May 13, 2016

KWE aims for 50% more volume in new mid-term plan

Nobutoshi Torii, newly appointed president, on the left, and Satoshi Ishizaki, the current president

Kintetsu World Express (KWE) held a press conference in Tokyo on May 13 in the presence of the top officials and executives including Satoshi Isizaki, president, explaining about a new mid-term management plan for three years starting from the current FY2016 (ending March 2017) and other matters. In the plan, KWE upholds a goal to increase handling volume of air and marine cargo by 50% each compared with the current levels. Ishizaki said at the conference that, "We will expand volume focusing on corporate accounts (priority customers), and offer bold rates for customers of APL Logistics (APLL) centering on retail-related ones, utilizing our purchasing power," indicating that it will shift a business policy of placing the highest priority on profits to one of being conscious of the expansion of its volume share.

The last business term's target numbers of performance and handling volume and their growth rate compared with the full year ending March 2016 (previous term) upheld in the mid-term plan are as shown in the tables. It will consolidate sales of APLL into those of KWE for a full fiscal year from the current year on, and plans to expand them by half as much again by way of increasing volume. As both air and marine cargo volume is planned to grow 1.5 folds, especially marine cargo volume is forecast to rise at the similar rate as the last three years in the previous mid-term plan when it surged dramatically. However, while air cargo's growth rates have stayed at around 3% for the past three years, it seems not easy for it to mark an additional growth of more than 50%.

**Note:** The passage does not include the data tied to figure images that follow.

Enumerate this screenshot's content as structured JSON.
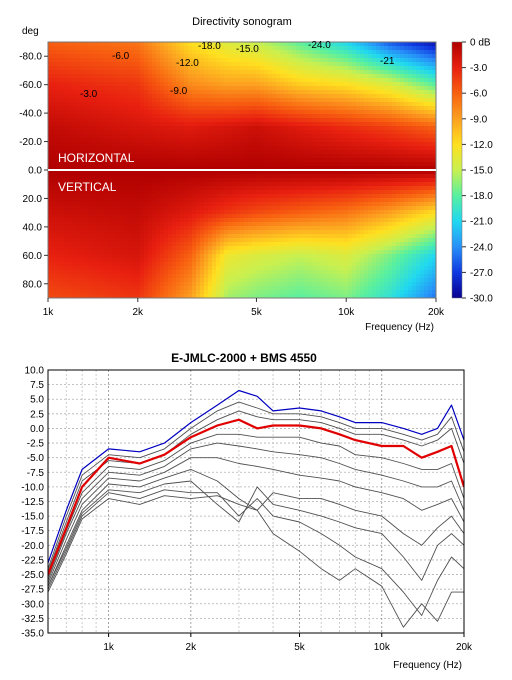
{
  "chart_data": [
    {
      "type": "heatmap",
      "title": "Directivity sonogram",
      "ylabel": "deg",
      "xlabel": "Frequency (Hz)",
      "x_scale": "log",
      "xlim": [
        1000,
        20000
      ],
      "ylim": [
        -90,
        90
      ],
      "x_ticks": [
        1000,
        2000,
        5000,
        10000,
        20000
      ],
      "x_tick_labels": [
        "1k",
        "2k",
        "5k",
        "10k",
        "20k"
      ],
      "y_ticks": [
        -80,
        -60,
        -40,
        -20,
        0,
        20,
        40,
        60,
        80
      ],
      "y_tick_labels": [
        "-80.0",
        "-60.0",
        "-40.0",
        "-20.0",
        "0.0",
        "20.0",
        "40.0",
        "60.0",
        "80.0"
      ],
      "section_labels": [
        "HORIZONTAL",
        "VERTICAL"
      ],
      "colorbar": {
        "range": [
          -30,
          0
        ],
        "tick_labels": [
          "0 dB",
          "-3.0",
          "-6.0",
          "-9.0",
          "-12.0",
          "-15.0",
          "-18.0",
          "-21.0",
          "-24.0",
          "-27.0",
          "-30.0"
        ],
        "colors": [
          "#b00000",
          "#e82010",
          "#f86010",
          "#fca020",
          "#ffe020",
          "#c8f050",
          "#58f0a0",
          "#20d8f0",
          "#2890f8",
          "#1038e0",
          "#080090"
        ]
      },
      "contour_labels": [
        "-6.0",
        "-3.0",
        "-9.0",
        "-12.0",
        "-18.0",
        "-15.0",
        "-24.0",
        "-21"
      ],
      "attenuation_db": {
        "freq_hz": [
          1000,
          2000,
          3000,
          4000,
          5000,
          7000,
          10000,
          14000,
          20000
        ],
        "horizontal": [
          {
            "deg": -90,
            "values": [
              -6,
              -7,
              -12,
              -14,
              -15,
              -18,
              -21,
              -26,
              -29
            ]
          },
          {
            "deg": -60,
            "values": [
              -3,
              -4,
              -8,
              -9,
              -9,
              -11,
              -12,
              -14,
              -18
            ]
          },
          {
            "deg": -30,
            "values": [
              -1,
              -2,
              -2.5,
              -2,
              -1.5,
              -2.5,
              -3.5,
              -4.5,
              -6
            ]
          },
          {
            "deg": 0,
            "values": [
              0,
              0,
              0,
              0,
              0,
              0,
              0,
              0,
              0
            ]
          }
        ],
        "vertical": [
          {
            "deg": 0,
            "values": [
              0,
              0,
              0,
              0,
              0,
              0,
              0,
              0,
              0
            ]
          },
          {
            "deg": 30,
            "values": [
              -1.5,
              -1,
              -2.5,
              -4,
              -5,
              -6,
              -7,
              -9,
              -12
            ]
          },
          {
            "deg": 60,
            "values": [
              -3,
              -2,
              -6,
              -13,
              -14,
              -15,
              -14,
              -17,
              -21
            ]
          },
          {
            "deg": 90,
            "values": [
              -5,
              -4,
              -9,
              -16,
              -17,
              -18,
              -17,
              -20,
              -25
            ]
          }
        ]
      }
    },
    {
      "type": "line",
      "title": "E-JMLC-2000 + BMS 4550",
      "xlabel": "Frequency (Hz)",
      "ylabel": "",
      "x_scale": "log",
      "xlim": [
        600,
        20000
      ],
      "ylim": [
        -35,
        10
      ],
      "x_ticks": [
        1000,
        2000,
        5000,
        10000,
        20000
      ],
      "x_tick_labels": [
        "1k",
        "2k",
        "5k",
        "10k",
        "20k"
      ],
      "y_ticks": [
        10,
        7.5,
        5,
        2.5,
        0,
        -2.5,
        -5,
        -7.5,
        -10,
        -12.5,
        -15,
        -17.5,
        -20,
        -22.5,
        -25,
        -27.5,
        -30,
        -32.5,
        -35
      ],
      "y_tick_labels": [
        "10.0",
        "7.5",
        "5.0",
        "2.5",
        "0.0",
        "-2.5",
        "-5.0",
        "-7.5",
        "-10.0",
        "-12.5",
        "-15.0",
        "-17.5",
        "-20.0",
        "-22.5",
        "-25.0",
        "-27.5",
        "-30.0",
        "-32.5",
        "-35.0"
      ],
      "grid": true,
      "colors": {
        "blue": "#0000c0",
        "red": "#e00000",
        "gray": "#505050"
      },
      "x": [
        600,
        700,
        800,
        1000,
        1300,
        1600,
        2000,
        2500,
        3000,
        3500,
        4000,
        5000,
        6000,
        7000,
        8000,
        10000,
        12000,
        14000,
        16000,
        18000,
        20000
      ],
      "series": [
        {
          "color": "blue",
          "values": [
            -23,
            -14,
            -7,
            -3.5,
            -4,
            -2.5,
            1,
            4,
            6.5,
            5.5,
            3,
            3.5,
            3,
            2,
            1,
            1,
            0,
            -1,
            0,
            4,
            -2
          ]
        },
        {
          "color": "gray",
          "values": [
            -24,
            -15,
            -8,
            -4.5,
            -5,
            -3.5,
            0,
            3,
            4.5,
            3.5,
            2.5,
            2.5,
            2,
            1,
            0,
            0,
            -1,
            -2,
            -1,
            2,
            -4
          ]
        },
        {
          "color": "gray",
          "values": [
            -24.5,
            -16,
            -9,
            -5.5,
            -6,
            -4.5,
            -1,
            1.5,
            3,
            2,
            1.5,
            1.5,
            1,
            0,
            -1,
            -1,
            -2,
            -3,
            -2,
            0,
            -6
          ]
        },
        {
          "color": "red",
          "values": [
            -25,
            -17,
            -10,
            -5,
            -6,
            -4.5,
            -1.5,
            0.5,
            1.5,
            0,
            0.5,
            0.5,
            0,
            -1,
            -2,
            -3,
            -3,
            -5,
            -4,
            -3,
            -10
          ]
        },
        {
          "color": "gray",
          "values": [
            -25.5,
            -17.5,
            -11,
            -6.5,
            -7,
            -5.5,
            -2.5,
            -1,
            -1,
            -1.5,
            -1.5,
            -1.5,
            -2.5,
            -3,
            -4.5,
            -5,
            -6,
            -7,
            -7,
            -6,
            -12
          ]
        },
        {
          "color": "gray",
          "values": [
            -26,
            -18,
            -12,
            -7.5,
            -8,
            -6.5,
            -3.5,
            -2.5,
            -3,
            -3.5,
            -4,
            -4.5,
            -5,
            -6,
            -7,
            -8,
            -9,
            -10,
            -10,
            -9,
            -14
          ]
        },
        {
          "color": "gray",
          "values": [
            -26.5,
            -19,
            -13,
            -8.5,
            -9,
            -7.5,
            -5,
            -5,
            -6,
            -6.5,
            -7,
            -8,
            -8.5,
            -9,
            -10,
            -11,
            -12,
            -14,
            -13,
            -12,
            -16
          ]
        },
        {
          "color": "gray",
          "values": [
            -27,
            -20,
            -14,
            -9.5,
            -10,
            -8.5,
            -7,
            -9,
            -12,
            -14,
            -11,
            -12,
            -12,
            -13,
            -14,
            -15,
            -18,
            -20,
            -17,
            -15,
            -18
          ]
        },
        {
          "color": "gray",
          "values": [
            -27,
            -20.5,
            -14.5,
            -10.5,
            -11,
            -9.5,
            -9,
            -13,
            -16,
            -10,
            -13,
            -14,
            -15,
            -16,
            -17,
            -18,
            -22,
            -26,
            -20,
            -18,
            -20
          ]
        },
        {
          "color": "gray",
          "values": [
            -27.5,
            -21,
            -15,
            -11,
            -12,
            -10.5,
            -11,
            -11,
            -15,
            -12,
            -15,
            -16,
            -18,
            -20,
            -22,
            -24,
            -28,
            -32,
            -26,
            -22,
            -24
          ]
        },
        {
          "color": "gray",
          "values": [
            -28,
            -21.5,
            -15.5,
            -12,
            -13,
            -11.5,
            -12,
            -11.5,
            -13,
            -14,
            -18,
            -21,
            -24,
            -26,
            -24,
            -27,
            -34,
            -30,
            -33,
            -28,
            -28
          ]
        }
      ]
    }
  ]
}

The priority customers include about ten European and American companies, and their total share in the air cargo volume is 27%. The company is to increase cargo volume commissioned from existing clients in those areas, while accelerating its effort to garner new customers.

As the company will positively offer competitive rates for contracts which it expects will generate profits in future, Ishizaki said it will "not target contracts which would not yield profits for long." In particular, the company aims to focus on ex-Asia cargo bound for North America in a bid to expand volume.

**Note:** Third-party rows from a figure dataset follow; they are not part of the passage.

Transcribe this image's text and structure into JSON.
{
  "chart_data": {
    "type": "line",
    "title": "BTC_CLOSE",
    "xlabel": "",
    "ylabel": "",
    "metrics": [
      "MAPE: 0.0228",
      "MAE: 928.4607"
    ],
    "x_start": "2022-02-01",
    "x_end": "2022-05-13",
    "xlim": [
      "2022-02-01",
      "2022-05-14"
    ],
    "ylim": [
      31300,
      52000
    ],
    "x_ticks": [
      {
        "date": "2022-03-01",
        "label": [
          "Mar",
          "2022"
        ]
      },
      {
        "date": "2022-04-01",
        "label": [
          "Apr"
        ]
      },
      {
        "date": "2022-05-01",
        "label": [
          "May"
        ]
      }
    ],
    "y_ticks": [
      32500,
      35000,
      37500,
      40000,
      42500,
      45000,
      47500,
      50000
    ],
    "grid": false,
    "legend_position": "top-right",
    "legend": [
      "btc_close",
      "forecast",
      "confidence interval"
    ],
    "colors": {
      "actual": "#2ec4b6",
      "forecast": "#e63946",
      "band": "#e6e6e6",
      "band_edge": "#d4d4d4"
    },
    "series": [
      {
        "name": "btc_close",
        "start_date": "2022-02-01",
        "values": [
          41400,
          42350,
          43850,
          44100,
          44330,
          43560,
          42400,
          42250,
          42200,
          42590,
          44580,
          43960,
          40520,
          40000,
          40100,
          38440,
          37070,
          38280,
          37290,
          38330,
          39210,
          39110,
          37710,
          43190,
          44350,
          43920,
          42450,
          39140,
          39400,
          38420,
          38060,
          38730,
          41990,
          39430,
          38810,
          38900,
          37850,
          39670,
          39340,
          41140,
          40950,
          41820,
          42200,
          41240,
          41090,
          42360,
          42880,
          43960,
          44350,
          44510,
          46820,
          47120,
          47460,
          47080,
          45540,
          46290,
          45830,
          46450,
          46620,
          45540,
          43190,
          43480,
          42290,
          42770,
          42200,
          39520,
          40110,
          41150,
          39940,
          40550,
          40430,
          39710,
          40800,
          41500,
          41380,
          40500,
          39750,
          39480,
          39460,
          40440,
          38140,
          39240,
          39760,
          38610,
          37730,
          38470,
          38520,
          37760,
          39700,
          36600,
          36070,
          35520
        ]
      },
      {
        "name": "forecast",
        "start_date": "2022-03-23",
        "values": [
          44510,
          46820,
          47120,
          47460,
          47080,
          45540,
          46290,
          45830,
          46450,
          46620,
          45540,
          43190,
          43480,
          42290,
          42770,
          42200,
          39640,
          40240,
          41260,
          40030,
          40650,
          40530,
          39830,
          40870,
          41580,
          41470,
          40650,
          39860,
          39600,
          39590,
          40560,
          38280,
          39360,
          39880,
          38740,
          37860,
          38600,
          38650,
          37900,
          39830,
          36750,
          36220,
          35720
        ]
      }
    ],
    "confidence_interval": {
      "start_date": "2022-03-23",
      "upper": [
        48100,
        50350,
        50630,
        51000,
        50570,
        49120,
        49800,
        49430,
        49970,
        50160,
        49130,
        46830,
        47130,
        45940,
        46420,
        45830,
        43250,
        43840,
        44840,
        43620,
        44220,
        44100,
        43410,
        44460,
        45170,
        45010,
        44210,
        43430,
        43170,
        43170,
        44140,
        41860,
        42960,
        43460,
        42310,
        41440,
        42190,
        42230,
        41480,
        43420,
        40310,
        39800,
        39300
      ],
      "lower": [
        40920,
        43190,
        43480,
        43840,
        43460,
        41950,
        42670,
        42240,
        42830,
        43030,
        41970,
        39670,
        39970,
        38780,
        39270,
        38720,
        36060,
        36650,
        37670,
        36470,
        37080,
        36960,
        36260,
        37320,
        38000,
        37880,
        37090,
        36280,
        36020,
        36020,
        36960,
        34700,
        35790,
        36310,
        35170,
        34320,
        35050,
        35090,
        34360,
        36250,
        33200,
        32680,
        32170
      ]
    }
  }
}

While its international business went well in the first half of FY2015, the company was compelled to mark a steep fall in its profit, and see the profit decline at the phase of operating profit and loss in the consolidated result due to the red ink stemming from APLL business whose accounting of the first-half fiscal term was consolidated. Although APLL posted a profit of about Y2.5 billion in the second half of FY2015, KWE, saddled with costs of more than Y800 million from the acquisition of APLL and more than Y3.3 billion from the amortization of goodwill, marked a deficit of more than Y1.4 billion in the final result for the whole fiscal year. Ishizaki explained, "APLL had been expected to make Y1 billion more operating profits than the actual result. However, both sales and profits eventually nosedived, against a background of the customers who had a special rate contract with us. Affected by stagnant cargo flow on the whole, the performance did swing downward."

In the current fiscal year, profits generated by APLL is estimated to rise. As the goodwill amortization will cost it approximately Y6.4 billion per year for the next 20 years, the final contribution to the profit will be limited. But the company plans to gradually accumulate the profit size. According to the profit plans in the new mid-term plan period, it is forecast to post a deficit of Y400 million in the current fiscal year, a profit of Y110 million in the full year ending March 2018, and a profit of Y210 million in the final year.